What are the three epidemics?
- An Epidemic of Heart Disease
- An Epidemic of Renegade Emotions
- An Epidemic of Victimization
1. An Epidemic of Heart Disease
Hope deferred makes the heart sick, but a longing fulfilled is a tree of life. ~ Proverbs 13:12
When I say it is an epidemic of heart disease, I’m talking about emotionally, not physically, even though that’s probably true, too. Hope affects our physical heart, but here I’m referring to your “heart” as the center of your feelings and emotions. When we expect something from someone, or from a situation, and it doesn’t happen, we are disappointed. When a promise, real or perceived, doesn’t come through for us, we are hurt. If this happens often enough, we lose hope and stop expecting the fulfillment of our dreams and desires. Our “heart,” the place from which life flows, becomes “sick.” We stop hoping. We stop dreaming. We stop wanting things that put a bounce in our step and give us a reason to get out of bed in the morning.
This is a good time to reflect on the blessings in our lives. Look to see how God has been there in the past and can be relied on for the future.
2. An Epidemic of Renegade Emotions
Better to be patient than powerful; better to have self-control than to conquer a city.
A person without self-control is like a city with broken-down walls. ~ Proverbs 25:28
We’re living in a time when life is more complicated than ever before. We are caught in the middle of cultural, financial, and relational challenges on every front. This has created an environment of emotional fatigue and swings of emotion that seem uncontrollable. For some that may be true. It can be harder for some than for others. There are factors that affect our ability to manage our emotions, such as physiological, brain chemistry issues, early-life experiences, and trauma. But we can all learn to monitor and manage our emotions better than we are.

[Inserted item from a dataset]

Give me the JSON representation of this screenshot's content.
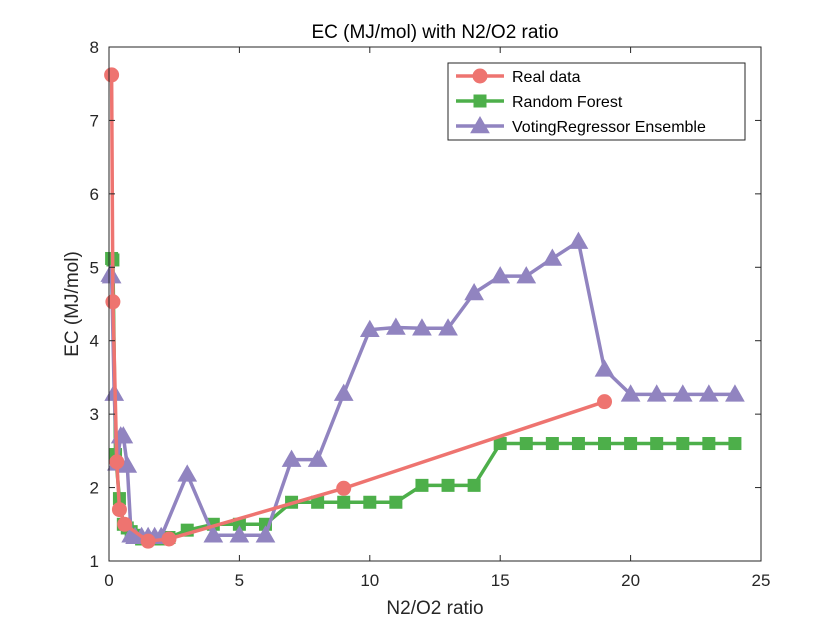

“My point is that we need to accept the responsibility God has given us. Otherwise we’re giving away the authority and power, too—whether we mean to or not.”
We need to remember that God has given us the responsibility, the authority, and the power to successfully carry out the assignment of managing our emotions.

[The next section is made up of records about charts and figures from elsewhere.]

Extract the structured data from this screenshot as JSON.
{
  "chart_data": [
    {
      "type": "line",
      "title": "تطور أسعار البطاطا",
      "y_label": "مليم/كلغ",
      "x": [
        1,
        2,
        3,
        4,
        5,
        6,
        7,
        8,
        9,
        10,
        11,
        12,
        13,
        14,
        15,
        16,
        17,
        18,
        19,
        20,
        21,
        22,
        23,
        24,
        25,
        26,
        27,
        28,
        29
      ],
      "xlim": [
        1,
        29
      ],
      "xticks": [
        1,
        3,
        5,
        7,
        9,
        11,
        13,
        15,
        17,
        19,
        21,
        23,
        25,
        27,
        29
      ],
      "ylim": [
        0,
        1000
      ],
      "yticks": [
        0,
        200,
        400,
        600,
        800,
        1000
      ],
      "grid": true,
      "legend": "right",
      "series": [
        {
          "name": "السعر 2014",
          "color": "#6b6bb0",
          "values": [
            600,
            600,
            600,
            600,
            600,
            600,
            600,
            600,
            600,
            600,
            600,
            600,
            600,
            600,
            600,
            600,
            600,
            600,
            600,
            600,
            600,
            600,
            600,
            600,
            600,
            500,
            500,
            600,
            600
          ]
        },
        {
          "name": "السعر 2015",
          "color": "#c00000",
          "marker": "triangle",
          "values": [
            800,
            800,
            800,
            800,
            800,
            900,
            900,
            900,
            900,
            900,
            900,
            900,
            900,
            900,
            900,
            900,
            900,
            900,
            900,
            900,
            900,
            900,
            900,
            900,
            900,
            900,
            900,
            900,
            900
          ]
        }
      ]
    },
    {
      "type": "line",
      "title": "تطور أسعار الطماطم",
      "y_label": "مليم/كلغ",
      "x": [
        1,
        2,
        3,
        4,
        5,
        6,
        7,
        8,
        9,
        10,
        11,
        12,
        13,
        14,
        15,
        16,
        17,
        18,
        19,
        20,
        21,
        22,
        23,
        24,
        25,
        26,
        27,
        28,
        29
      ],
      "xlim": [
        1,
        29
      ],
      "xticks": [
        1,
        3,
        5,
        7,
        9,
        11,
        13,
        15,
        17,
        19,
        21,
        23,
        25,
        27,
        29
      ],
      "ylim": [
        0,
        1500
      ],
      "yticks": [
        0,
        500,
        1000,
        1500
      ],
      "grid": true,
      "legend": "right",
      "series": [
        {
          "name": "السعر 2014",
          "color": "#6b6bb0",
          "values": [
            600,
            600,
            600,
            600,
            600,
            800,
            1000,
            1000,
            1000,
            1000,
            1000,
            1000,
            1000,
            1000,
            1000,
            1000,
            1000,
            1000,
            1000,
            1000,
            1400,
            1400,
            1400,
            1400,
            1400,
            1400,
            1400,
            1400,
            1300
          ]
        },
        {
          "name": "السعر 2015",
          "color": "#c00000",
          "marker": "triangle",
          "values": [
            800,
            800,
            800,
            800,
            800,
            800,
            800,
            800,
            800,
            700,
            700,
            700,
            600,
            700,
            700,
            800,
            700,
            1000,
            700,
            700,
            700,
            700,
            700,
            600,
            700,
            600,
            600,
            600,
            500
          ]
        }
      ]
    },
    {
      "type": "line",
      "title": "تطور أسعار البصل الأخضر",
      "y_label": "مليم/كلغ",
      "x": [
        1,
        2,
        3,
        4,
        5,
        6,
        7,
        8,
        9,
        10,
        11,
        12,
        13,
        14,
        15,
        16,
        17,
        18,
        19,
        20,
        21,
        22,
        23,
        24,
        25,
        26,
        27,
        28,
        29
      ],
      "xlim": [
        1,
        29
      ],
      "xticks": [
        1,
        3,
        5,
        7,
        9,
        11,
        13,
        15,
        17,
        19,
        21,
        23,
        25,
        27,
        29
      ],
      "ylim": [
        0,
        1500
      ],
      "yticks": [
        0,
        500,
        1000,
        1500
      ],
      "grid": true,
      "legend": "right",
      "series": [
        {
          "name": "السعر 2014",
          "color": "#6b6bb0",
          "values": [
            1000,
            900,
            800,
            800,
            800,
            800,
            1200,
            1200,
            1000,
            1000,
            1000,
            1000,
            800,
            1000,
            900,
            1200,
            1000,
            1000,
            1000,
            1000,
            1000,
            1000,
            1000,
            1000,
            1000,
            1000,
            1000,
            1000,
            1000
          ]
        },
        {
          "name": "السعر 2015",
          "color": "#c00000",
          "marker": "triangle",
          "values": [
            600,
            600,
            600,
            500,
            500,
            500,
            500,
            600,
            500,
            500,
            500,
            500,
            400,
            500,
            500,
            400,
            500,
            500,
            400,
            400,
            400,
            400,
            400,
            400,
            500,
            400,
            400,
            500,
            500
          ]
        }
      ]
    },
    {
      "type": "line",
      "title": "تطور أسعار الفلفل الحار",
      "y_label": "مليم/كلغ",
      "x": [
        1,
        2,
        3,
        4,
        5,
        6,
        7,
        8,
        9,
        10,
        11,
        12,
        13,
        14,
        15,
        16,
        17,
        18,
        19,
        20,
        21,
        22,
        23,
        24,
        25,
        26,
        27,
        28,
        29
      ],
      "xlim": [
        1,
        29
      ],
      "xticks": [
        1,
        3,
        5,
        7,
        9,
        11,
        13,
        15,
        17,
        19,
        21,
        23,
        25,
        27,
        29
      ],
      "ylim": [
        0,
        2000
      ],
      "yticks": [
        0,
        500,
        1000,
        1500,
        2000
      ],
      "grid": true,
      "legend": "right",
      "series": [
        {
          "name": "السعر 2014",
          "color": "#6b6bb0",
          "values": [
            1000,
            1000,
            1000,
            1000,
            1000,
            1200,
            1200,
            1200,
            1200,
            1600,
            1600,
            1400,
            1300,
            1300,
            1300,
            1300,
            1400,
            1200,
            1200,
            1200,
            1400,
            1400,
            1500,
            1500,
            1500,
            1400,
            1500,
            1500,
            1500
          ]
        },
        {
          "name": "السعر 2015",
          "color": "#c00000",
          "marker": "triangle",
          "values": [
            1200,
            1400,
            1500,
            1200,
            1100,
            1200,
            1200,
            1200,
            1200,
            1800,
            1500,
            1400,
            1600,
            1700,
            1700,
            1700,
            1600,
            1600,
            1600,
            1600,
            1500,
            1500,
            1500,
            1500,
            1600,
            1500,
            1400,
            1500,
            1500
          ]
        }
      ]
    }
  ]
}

My point is that we need to accept the responsibility God has given us. Otherwise we’re giving away the authority and power, too—whether we mean to or not. The first step for many of us is recognizing that no one else can manage our emotions for us and that we need to learn how to do it for ourselves.
3. An Epidemic of Victimization
Do not conform to the pattern of this world, but be transformed by the renewing of your mind. ~ Romans 12:2
Are there times when we are victims? Yes. Are there times when we are hurt, assaulted, or betrayed by other people? Absolutely. But victimization is situational. I may be a victim in a particular situation, harmed in a particular sequence of events. That doesn’t mean “victim” is my identity. It was a temporary experience—not my permanent reality.

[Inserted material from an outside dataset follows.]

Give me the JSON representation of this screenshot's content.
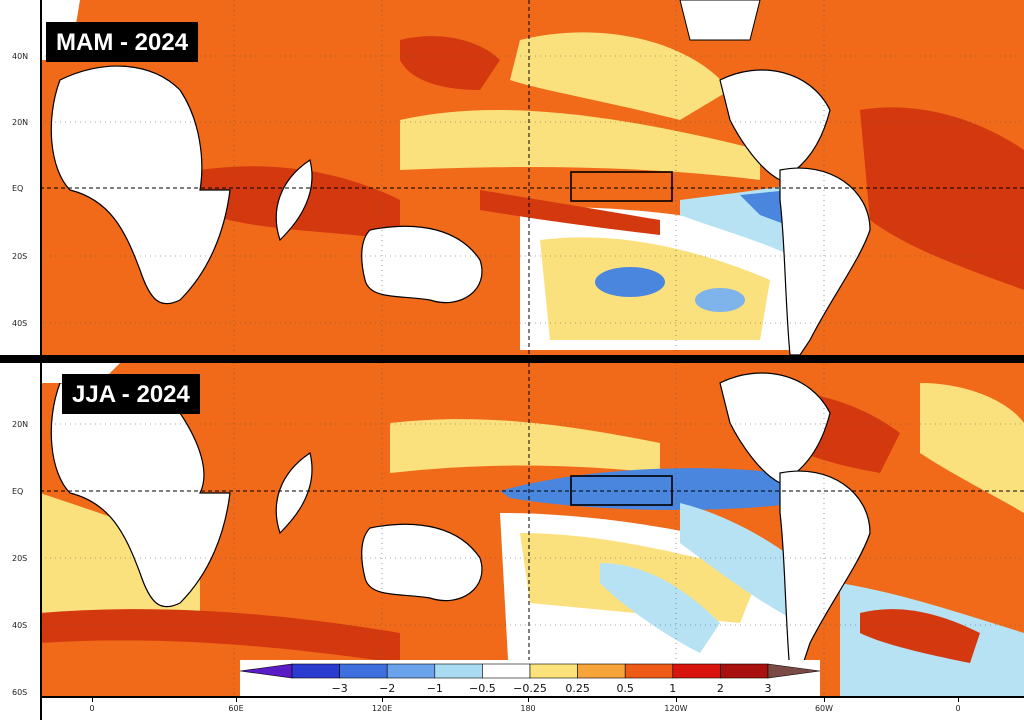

Why is that important? It’s important because people with a victim identity or mindset believe their problem is outside of themselves. And if we believe the source of our problem(s) is outside of ourselves, then we will feel powerless to do anything about it.
The antidote to victimization is stewardship—receiving and accepting the power that God has given us. We can’t control other people and how they act toward us, but we can manage how we respond to their treatment of us. Choice is power. In almost any situation, we have choices. Sometimes we don’t have good choices, but we always have choices, and God is there to help us make them. Are you asking for his guidance?
Learning to recognize these epidemics that can so easily cause us to get stuck and lead us to sabotage ourselves is a big step in helping us break free. Accept the responsibility, authority, and power God has given you. Grab life and steer it, drive it, pedal it, and push it toward what God wants for you.